In this code, the second element of arg-vec, i.e. the part of the match captured in the first parenthesized group, contains the leading pound signs “#” that precede a heading in Markdown. The number of pound signs is used to determine the heading level. Further down, the third element contains the content of the header and is pasted between the HTML tags for the header. (third is a function I defined elsewhere as: (defn third [arg-vec] (nth arg-vec 2)))

Conclusion

Finding information about regular expressions in ClojureScript (as opposed to Clojure) was a bit difficult, and some of this was gleaned from trial and error.

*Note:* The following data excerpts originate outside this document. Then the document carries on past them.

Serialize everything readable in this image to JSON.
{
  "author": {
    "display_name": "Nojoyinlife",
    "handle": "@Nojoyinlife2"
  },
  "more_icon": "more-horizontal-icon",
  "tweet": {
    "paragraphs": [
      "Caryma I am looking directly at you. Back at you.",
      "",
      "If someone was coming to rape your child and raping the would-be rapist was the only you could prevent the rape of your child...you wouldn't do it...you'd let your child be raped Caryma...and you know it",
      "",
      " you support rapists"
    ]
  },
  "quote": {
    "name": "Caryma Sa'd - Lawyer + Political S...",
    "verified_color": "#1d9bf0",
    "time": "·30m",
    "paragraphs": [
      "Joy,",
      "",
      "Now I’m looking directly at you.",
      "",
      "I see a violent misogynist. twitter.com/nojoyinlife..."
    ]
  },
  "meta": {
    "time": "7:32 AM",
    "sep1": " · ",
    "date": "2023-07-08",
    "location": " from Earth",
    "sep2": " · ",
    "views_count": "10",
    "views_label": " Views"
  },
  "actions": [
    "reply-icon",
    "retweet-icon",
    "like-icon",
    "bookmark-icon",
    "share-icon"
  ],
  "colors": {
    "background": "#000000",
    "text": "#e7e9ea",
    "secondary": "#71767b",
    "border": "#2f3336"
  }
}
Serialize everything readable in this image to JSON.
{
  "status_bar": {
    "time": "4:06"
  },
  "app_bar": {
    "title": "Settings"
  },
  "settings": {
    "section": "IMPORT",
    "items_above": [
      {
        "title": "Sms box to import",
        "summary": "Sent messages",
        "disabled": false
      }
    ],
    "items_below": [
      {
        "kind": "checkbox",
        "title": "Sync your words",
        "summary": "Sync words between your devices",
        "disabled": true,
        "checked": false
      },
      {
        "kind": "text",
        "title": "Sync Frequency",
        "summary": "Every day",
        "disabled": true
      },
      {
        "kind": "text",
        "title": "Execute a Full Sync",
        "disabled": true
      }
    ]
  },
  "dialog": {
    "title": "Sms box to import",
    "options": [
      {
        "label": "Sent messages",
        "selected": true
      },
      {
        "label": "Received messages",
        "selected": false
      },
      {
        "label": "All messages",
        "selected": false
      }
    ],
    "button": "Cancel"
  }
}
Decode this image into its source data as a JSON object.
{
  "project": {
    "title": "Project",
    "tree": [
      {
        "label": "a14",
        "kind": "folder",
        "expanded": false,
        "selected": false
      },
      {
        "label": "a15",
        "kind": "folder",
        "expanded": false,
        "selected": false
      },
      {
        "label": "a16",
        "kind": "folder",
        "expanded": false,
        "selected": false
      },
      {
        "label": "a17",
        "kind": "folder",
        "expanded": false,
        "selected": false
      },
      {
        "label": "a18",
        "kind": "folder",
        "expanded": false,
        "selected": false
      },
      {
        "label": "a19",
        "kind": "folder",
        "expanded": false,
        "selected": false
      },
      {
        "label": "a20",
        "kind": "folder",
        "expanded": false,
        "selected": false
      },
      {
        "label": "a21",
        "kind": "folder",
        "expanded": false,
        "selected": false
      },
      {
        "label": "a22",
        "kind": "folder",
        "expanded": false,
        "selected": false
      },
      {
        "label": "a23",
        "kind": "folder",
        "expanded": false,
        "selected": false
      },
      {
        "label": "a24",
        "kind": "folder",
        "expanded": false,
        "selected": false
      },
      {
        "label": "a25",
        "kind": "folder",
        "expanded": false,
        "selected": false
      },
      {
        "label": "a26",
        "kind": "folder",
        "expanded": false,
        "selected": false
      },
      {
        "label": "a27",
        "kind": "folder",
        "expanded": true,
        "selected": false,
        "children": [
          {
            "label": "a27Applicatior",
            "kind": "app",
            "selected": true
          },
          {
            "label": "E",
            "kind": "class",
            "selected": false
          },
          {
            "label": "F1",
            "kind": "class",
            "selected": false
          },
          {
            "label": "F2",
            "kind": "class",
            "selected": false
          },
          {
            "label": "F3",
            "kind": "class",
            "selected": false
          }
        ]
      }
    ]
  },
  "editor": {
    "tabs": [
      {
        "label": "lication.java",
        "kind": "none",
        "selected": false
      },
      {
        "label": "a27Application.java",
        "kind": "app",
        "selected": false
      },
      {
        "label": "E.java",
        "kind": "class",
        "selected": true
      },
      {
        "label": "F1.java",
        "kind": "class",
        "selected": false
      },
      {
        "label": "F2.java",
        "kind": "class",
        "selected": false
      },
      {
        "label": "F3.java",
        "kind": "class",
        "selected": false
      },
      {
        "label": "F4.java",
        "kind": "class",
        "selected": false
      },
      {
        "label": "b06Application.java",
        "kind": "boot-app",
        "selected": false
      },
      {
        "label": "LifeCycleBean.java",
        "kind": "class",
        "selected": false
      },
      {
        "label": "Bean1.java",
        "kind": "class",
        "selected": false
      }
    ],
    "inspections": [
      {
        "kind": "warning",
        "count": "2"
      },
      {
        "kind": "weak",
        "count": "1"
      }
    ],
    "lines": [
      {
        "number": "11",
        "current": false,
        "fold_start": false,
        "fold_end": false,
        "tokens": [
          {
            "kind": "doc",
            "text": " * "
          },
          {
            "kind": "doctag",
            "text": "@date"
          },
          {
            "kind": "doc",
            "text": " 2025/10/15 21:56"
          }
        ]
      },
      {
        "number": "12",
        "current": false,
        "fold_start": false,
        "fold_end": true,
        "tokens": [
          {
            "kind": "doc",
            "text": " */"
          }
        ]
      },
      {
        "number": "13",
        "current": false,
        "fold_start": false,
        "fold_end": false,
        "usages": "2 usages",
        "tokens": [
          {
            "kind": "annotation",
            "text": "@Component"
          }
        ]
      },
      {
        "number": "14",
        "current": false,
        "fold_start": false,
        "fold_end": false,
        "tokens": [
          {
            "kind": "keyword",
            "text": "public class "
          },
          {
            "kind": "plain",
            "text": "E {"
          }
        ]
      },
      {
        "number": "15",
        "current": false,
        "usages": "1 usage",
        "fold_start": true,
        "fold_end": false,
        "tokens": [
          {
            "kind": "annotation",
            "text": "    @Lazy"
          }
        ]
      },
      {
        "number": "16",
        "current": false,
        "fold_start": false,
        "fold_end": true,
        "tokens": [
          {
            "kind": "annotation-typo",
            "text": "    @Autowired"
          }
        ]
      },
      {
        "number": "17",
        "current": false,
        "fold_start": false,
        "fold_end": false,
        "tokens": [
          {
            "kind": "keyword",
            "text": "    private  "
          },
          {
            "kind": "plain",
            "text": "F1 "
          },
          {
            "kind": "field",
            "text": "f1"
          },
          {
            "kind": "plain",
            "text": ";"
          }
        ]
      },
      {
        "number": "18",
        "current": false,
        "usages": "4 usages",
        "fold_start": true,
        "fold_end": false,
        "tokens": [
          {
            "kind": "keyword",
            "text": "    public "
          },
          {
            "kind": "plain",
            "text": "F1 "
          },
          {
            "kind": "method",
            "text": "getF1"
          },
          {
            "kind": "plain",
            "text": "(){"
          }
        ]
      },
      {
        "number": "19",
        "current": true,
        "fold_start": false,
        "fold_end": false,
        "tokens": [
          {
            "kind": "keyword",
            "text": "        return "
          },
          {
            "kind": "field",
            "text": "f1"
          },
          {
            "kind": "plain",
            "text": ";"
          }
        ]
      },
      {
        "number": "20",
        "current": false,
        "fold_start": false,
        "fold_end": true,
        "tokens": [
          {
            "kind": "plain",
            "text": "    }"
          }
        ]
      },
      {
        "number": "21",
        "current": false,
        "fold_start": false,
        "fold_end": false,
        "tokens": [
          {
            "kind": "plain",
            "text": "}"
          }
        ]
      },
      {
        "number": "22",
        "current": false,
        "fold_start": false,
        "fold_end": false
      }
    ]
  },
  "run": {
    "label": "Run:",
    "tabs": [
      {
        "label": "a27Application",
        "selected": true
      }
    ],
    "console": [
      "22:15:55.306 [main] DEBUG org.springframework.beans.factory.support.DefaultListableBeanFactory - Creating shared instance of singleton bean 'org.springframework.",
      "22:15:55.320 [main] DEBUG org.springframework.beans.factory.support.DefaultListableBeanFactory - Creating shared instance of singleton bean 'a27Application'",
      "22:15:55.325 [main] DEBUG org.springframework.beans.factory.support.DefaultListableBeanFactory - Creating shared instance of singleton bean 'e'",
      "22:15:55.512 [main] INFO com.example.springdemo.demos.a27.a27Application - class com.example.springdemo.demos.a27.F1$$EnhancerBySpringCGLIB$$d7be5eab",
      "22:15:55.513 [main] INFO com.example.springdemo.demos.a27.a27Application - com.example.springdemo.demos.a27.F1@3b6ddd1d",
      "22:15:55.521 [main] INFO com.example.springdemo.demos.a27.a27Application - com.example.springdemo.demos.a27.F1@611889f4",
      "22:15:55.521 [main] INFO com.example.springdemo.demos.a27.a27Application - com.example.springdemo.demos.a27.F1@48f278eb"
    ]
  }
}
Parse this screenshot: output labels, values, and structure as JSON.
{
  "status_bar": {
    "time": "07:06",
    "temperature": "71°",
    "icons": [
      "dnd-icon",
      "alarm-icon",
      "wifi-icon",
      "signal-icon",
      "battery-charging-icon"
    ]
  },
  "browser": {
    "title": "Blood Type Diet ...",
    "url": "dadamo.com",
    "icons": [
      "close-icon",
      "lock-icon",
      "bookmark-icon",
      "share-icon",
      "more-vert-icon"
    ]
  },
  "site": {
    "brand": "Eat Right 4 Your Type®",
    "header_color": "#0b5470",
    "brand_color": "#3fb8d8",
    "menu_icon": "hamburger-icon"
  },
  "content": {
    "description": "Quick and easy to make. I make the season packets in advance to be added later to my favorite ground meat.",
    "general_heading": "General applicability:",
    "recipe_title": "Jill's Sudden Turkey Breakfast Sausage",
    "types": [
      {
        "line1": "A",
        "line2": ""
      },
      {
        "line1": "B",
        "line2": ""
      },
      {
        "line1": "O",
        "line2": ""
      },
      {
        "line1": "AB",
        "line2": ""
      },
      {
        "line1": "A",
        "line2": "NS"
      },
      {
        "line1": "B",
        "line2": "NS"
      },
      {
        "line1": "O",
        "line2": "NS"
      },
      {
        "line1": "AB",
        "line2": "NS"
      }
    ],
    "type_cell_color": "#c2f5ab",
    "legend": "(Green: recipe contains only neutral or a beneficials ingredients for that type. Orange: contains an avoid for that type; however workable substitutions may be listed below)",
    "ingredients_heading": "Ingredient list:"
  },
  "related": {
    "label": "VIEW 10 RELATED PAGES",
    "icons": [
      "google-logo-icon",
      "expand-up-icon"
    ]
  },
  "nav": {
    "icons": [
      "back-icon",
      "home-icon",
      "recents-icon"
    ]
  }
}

ClojureScript regular expressions can be entered as literals similar to the way it is done in JavaScript.
1. Use the ClojureScript regular expression literal syntax: #"".
2. Don’t include the \ characters used to mark the beginning and end of a JavaScript regular expression.
You can specify the modifiers to use in ClojureScript by pre-pending them to the regular expression literal.
The ClojureScript string/replace function always does a global search. You don’t need to use the “g” modifier.
You can use parts of the matched regular expression in the replacement text, whether using a literal string or the result of a function.